I grew up with Big Five basketball. The five colleges in the metropolitan Philadelphia area make up one of the most proud, prestigious programs in the country. Every matchup is a battle and every game has the city’s pride on the line. I grew up a Villanova fan and chose to be an Owl, and still every game means more than the last.
This weekend was one of the marquee matchups on the Big Five schedule, the annual game against the St. Joseph’s Hawks. The rivalry is intense and came to a head last February when the Wild Cherry, Temple’s student section, threw a funeral for the Hawk. It was one of the most passionate games I’d ever been to. Each student was given a black “R.I.P. the Hawk” shirt, one I now look forward to wearing each year for the matchup. The whole premise took advantage of a down year for the Hawks with elaborate tombstones, tissues, and terrific posters.
This year, we lined up nearly three hours before tip-off, the cherry and white line snaking around the corner of 15thand Montgomery Streets. When we entered the arena an hour and a half before the tip and stood amongst the cherry seats, I watched the players warm up on the court, following the numbers, names, faces, and personalities I have memorized by heart. My nerves set in and I feel like I’m out there on the court with them. The goosebumps seeing the large Temple ‘][‘ painted on the maple resonated with me as much as they did the first time I ever walked into the Liacouras Center as an Owl. Waving our cherry and white pompoms, I had a feeling it would be a game we’d remember.
A staple of the Big Five matchups is the infamous rollout posters, painted by the respective student sections in advance. From “The last time you beat us, our freshmen were freshmen…in high school” to “Only Tebow can save the Hawk,” the competition takes place as much on the court as it does between the two student sections.

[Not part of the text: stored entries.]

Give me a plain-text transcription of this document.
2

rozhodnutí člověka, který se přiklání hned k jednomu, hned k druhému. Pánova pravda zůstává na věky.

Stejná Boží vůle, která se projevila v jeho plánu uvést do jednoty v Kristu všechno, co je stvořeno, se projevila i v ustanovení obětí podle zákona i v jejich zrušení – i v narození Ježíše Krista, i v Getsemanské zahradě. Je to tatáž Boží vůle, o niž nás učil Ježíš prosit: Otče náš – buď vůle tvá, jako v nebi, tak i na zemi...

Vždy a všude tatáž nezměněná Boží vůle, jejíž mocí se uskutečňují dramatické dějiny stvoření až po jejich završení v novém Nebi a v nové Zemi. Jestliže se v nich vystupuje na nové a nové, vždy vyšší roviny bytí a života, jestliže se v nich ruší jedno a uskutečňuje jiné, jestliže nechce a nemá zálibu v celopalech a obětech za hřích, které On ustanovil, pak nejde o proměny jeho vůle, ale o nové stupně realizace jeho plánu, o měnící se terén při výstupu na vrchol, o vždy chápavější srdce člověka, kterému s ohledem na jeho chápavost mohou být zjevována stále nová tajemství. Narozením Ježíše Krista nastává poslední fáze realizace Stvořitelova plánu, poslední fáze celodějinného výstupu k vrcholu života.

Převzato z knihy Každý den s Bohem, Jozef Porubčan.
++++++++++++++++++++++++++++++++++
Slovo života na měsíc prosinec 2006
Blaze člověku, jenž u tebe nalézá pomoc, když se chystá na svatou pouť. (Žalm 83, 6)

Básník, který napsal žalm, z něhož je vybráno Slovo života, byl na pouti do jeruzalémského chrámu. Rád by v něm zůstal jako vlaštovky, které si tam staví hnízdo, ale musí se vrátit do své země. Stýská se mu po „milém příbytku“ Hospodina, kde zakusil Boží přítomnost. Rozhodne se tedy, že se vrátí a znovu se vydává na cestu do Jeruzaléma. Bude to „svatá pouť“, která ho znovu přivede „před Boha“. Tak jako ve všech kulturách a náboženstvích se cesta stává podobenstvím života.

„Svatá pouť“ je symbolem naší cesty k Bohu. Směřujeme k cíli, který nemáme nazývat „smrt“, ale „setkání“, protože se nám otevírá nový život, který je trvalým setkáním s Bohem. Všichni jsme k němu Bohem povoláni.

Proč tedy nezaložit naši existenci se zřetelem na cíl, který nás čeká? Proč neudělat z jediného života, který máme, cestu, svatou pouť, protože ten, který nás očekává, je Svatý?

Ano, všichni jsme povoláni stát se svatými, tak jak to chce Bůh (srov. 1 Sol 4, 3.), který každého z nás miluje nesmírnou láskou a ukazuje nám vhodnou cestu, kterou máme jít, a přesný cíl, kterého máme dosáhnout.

At the end of the game, we alter our typical “I Believe that We Have Won” chant to scream “I Believe the Hawk is Dead.”
The game might not have been the most heavily contested of the most-played rivalry in the Big Five, but the enthusiasm of the Wild Cherry didn’t dwindle and even swelled when Coach Dunphy put in the Parliament, the three bench players responsible for hyping the team. It’s the time I’m most proud to be an Owl; to see passionate alums, students, and future Owls cheering unconditionally for their squad.
I love basketball, I love Temple basketball, and I never miss a game. But walking out of the Liacouras Center tonight, I couldn’t even rank this match among the incredible games I’ve witnessed as an Owl. There have been too many good ones and the passion of the crowd and the boys on the court makes each game my favorite. We don’t have superstars; we have Owls, each one as important as the last. Every game I watch from that student section, the more I’m convinced I’m choosing the right career in sports journalism.